Kişisel bilim, sorunları çözmenin ve hayatınızda sonuç almanın yeni yollarını keşfetme niyetiyle kendi başınıza küçük deneyler yapma fikrini ifade eder. Tipik çalışmalar büyük ölçekte yürütülür ve akademik dergilerde yayınlanırken, kişisel bilim deneyleri tek bir hastayı (siz) içerir ve son derece pratik ve faydalı bilgiler sunmaya odaklanır.
Marshall kişisel bilimi kariyer hedeflerini ilerletmek için kullandı, oysa sen ve ben kişisel bilimi yeni bir sağlık alışkanlığı oluşturmak veya işteki performansımızı iyileştirmek için kullanabiliriz. Bu mini deneylerin amacı, size gerçek hayatta neyin sonuç verdiğini keşfetmektir. Bilime dayalı fikirleri pratik içgörülerle harmanlamaya çalışan bir yazar ve araştırmacı olarak, bu kendi kendine deney yapma felsefesinin inanılmaz derecede önemli olduğuna inanıyorum.
Neden? Çünkü ne kadar bilim ve teoriden anlarsanız anlayın, harekete geçecek cesaretiniz olmadıkça kendi hayatınızda asla bir sonuç alamazsınız.

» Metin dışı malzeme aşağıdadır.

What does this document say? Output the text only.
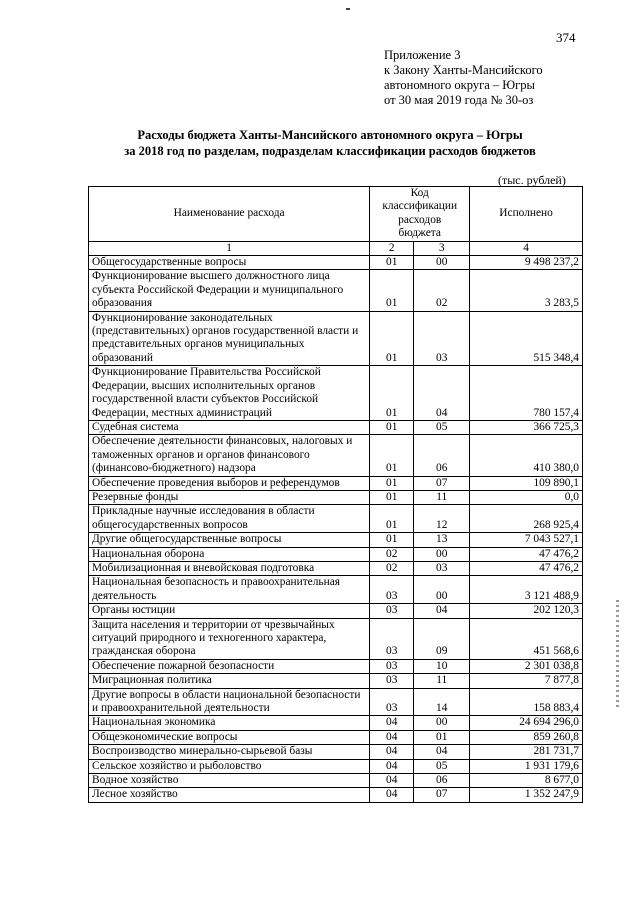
374
Приложение 3
к Закону Ханты-Мансийского
автономного округа – Югры
от 30 мая 2019 года № 30-оз
Расходы бюджета Ханты-Мансийского автономного округа – Югры
за 2018 год по разделам, подразделам классификации расходов бюджетов
(тыс. рублей)
Наименование расхода	Код классификации расходов бюджета		Исполнено
1	2	3	4
Общегосударственные вопросы	01	00	9 498 237,2
Функционирование высшего должностного лица субъекта Российской Федерации и муниципального образования	01	02	3 283,5
Функционирование законодательных (представительных) органов государственной власти и представительных органов муниципальных образований	01	03	515 348,4
Функционирование Правительства Российской Федерации, высших исполнительных органов государственной власти субъектов Российской Федерации, местных администраций	01	04	780 157,4
Судебная система	01	05	366 725,3
Обеспечение деятельности финансовых, налоговых и таможенных органов и органов финансового (финансово-бюджетного) надзора	01	06	410 380,0
Обеспечение проведения выборов и референдумов	01	07	109 890,1
Резервные фонды	01	11	0,0
Прикладные научные исследования в области общегосударственных вопросов	01	12	268 925,4
Другие общегосударственные вопросы	01	13	7 043 527,1
Национальная оборона	02	00	47 476,2
Мобилизационная и вневойсковая подготовка	02	03	47 476,2
Национальная безопасность и правоохранительная деятельность	03	00	3 121 488,9
Органы юстиции	03	04	202 120,3
Защита населения и территории от чрезвычайных ситуаций природного и техногенного характера, гражданская оборона	03	09	451 568,6
Обеспечение пожарной безопасности	03	10	2 301 038,8
Миграционная политика	03	11	7 877,8
Другие вопросы в области национальной безопасности и правоохранительной деятельности	03	14	158 883,4
Национальная экономика	04	00	24 694 296,0
Общеэкономические вопросы	04	01	859 260,8
Воспроизводство минерально-сырьевой базы	04	04	281 731,7
Сельское хозяйство и рыболовство	04	05	1 931 179,6
Водное хозяйство	04	06	8 677,0
Лесное хозяйство	04	07	1 352 247,9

Hepimiz hayatımızı farklı laboratuvarlarda yaşıyoruz. Deneyimleriniz, biyolojiniz, çevreniz, arkadaşlarınız ve inançlarınızla dolu dünyanın bir köşesi benimkinden farklı bir petri kabı. Tüm petri kapları için geçerli olan pek çok temel ilke vardır, ancak kendinizi nerede bulursanız bulunun, bir sonuç almak istiyorsanız denemeye istekli olmalısınız.
Çılgın bilim adamınızı ara sıra dışarı çıkarın. Arenaya adım atın ve kendinizi ateşin içinden geçirin. Tek gerçek, sizin için neyin işe yaradığıdır.